Part 2. Lets work with normal data below (1000 observations with mean of 108 and sd of 7.2).

set.seed(123)  # Set seed for reproducibility
nVals <- 1000
mu <- 108
sigma <- 7.2
data_values <- rnorm(n = nVals,   mean = mu,  sd = sigma   ) 

Plot two charts - the normally distributed data (above) and the Z score distribution of the same data.

par(mfrow=c(1,2))
hist_data <- hist(data_values,breaks = 40, col = "aquamarine", main = "Normal Distribution", xlab = "Observations", ylab = "Frequency")
x_values <- seq(min(data_values), max(data_values), length = 100)
y_values <- dnorm(x_values, mean = mean(data_values), sd = sd(data_values)) 
y_values <- y_values * diff(hist_data$mids[1:2]) * length(data_values) 
lines(x_values, y_values, lwd=2,col="red")

ZSDist <- mu + data_values*sigma
hist_data <- hist(ZSDist, breaks = 40, col = "aquamarine", main = "Z-Score Distribution", xlab = "Observations", ylab = "Frequency")
x_values <- seq(min(ZSDist), max(ZSDist), length = 100)
y_values <- dnorm(x_values, mean = mean(ZSDist), sd = sd(ZSDist)) 
y_values <- y_values * diff(hist_data$mids[1:2]) * length(ZSDist) 
lines(x_values, y_values, lwd=2,col="red")

Do they have the same distributional shape ? Why or why not ?

The distributions are a similar shape because the calculation of z-scores is standardizing the data, which tends towards a standardized distribution, which is Normal, especially when the number of samples is large as stated by the Central Limit Theorem.

Part 3. In your own words, please explain what is p-value?
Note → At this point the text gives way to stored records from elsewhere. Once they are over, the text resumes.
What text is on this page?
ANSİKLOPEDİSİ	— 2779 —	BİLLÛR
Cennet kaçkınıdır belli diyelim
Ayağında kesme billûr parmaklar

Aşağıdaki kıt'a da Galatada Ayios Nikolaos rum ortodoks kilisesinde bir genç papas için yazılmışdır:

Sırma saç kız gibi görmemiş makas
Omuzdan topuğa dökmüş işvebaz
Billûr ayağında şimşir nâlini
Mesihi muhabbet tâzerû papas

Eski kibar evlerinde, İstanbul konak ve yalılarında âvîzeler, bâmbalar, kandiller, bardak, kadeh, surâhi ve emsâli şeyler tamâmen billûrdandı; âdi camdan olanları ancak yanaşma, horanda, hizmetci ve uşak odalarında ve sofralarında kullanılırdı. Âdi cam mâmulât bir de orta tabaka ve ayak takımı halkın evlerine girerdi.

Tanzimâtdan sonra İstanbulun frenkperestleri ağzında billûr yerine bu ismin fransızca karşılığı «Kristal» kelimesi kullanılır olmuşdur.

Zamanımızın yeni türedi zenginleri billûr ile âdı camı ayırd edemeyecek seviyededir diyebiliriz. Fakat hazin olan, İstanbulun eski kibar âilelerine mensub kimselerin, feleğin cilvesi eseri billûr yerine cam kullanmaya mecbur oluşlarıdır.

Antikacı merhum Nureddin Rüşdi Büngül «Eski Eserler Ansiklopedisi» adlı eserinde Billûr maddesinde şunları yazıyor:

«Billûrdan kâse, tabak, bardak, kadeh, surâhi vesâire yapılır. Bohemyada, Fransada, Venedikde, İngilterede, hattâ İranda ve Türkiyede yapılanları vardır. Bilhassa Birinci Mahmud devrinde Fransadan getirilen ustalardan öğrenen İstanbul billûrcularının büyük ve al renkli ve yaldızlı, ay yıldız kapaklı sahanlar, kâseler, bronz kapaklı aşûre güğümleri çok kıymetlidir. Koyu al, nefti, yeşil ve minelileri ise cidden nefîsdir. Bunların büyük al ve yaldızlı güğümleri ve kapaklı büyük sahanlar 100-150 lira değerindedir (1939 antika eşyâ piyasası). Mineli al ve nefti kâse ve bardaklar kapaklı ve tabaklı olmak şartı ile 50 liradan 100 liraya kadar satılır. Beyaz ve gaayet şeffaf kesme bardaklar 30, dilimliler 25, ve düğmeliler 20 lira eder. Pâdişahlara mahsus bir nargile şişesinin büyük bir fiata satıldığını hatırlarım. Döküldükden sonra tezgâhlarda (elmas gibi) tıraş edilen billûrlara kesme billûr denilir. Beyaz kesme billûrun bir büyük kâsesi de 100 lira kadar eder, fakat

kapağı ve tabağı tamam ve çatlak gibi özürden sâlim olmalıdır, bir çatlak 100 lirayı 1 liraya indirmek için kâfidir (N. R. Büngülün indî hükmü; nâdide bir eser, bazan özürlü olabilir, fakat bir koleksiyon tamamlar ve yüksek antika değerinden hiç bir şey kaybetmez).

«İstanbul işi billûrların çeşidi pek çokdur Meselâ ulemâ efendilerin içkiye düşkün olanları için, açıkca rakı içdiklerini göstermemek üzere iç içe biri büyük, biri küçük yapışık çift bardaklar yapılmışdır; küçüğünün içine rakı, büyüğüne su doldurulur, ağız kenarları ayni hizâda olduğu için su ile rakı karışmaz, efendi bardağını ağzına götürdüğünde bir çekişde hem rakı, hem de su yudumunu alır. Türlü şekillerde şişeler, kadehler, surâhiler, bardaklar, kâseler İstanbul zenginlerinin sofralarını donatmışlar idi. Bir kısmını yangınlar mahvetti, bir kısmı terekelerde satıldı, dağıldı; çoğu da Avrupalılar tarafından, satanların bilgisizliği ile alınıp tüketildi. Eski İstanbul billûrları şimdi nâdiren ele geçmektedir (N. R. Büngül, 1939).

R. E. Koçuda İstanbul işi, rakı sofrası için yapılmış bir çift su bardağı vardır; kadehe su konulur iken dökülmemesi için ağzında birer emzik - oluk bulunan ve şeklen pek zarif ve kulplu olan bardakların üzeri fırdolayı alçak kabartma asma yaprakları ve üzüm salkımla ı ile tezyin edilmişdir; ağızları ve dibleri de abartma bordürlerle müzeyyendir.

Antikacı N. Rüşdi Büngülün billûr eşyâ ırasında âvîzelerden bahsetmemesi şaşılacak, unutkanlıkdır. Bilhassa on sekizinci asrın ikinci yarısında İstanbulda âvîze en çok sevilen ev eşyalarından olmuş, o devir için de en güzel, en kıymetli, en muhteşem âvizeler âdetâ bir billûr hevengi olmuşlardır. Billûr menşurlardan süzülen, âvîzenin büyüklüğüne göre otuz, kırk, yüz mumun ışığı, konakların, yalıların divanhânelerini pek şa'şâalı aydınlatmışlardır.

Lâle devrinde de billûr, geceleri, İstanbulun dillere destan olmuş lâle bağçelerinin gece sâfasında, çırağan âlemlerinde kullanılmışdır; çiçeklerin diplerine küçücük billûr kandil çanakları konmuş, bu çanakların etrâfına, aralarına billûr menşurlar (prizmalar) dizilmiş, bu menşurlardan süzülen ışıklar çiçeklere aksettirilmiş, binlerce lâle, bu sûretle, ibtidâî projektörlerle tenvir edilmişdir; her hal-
A p-value is the probability of observed results when a null hypthesis is true. It is used to measure significance of a sample relative to a population and a type 1 error rate in order to support or reject a hypothesis that we have believed to be true. If a p-value is less than the type 1 error rate, represented by \(\alpha\), it is said to be statistically significant enough to reject the null hypothesis (\(H_{o}\)) in favor of the alternative hypothesis (\(H_{a}\)).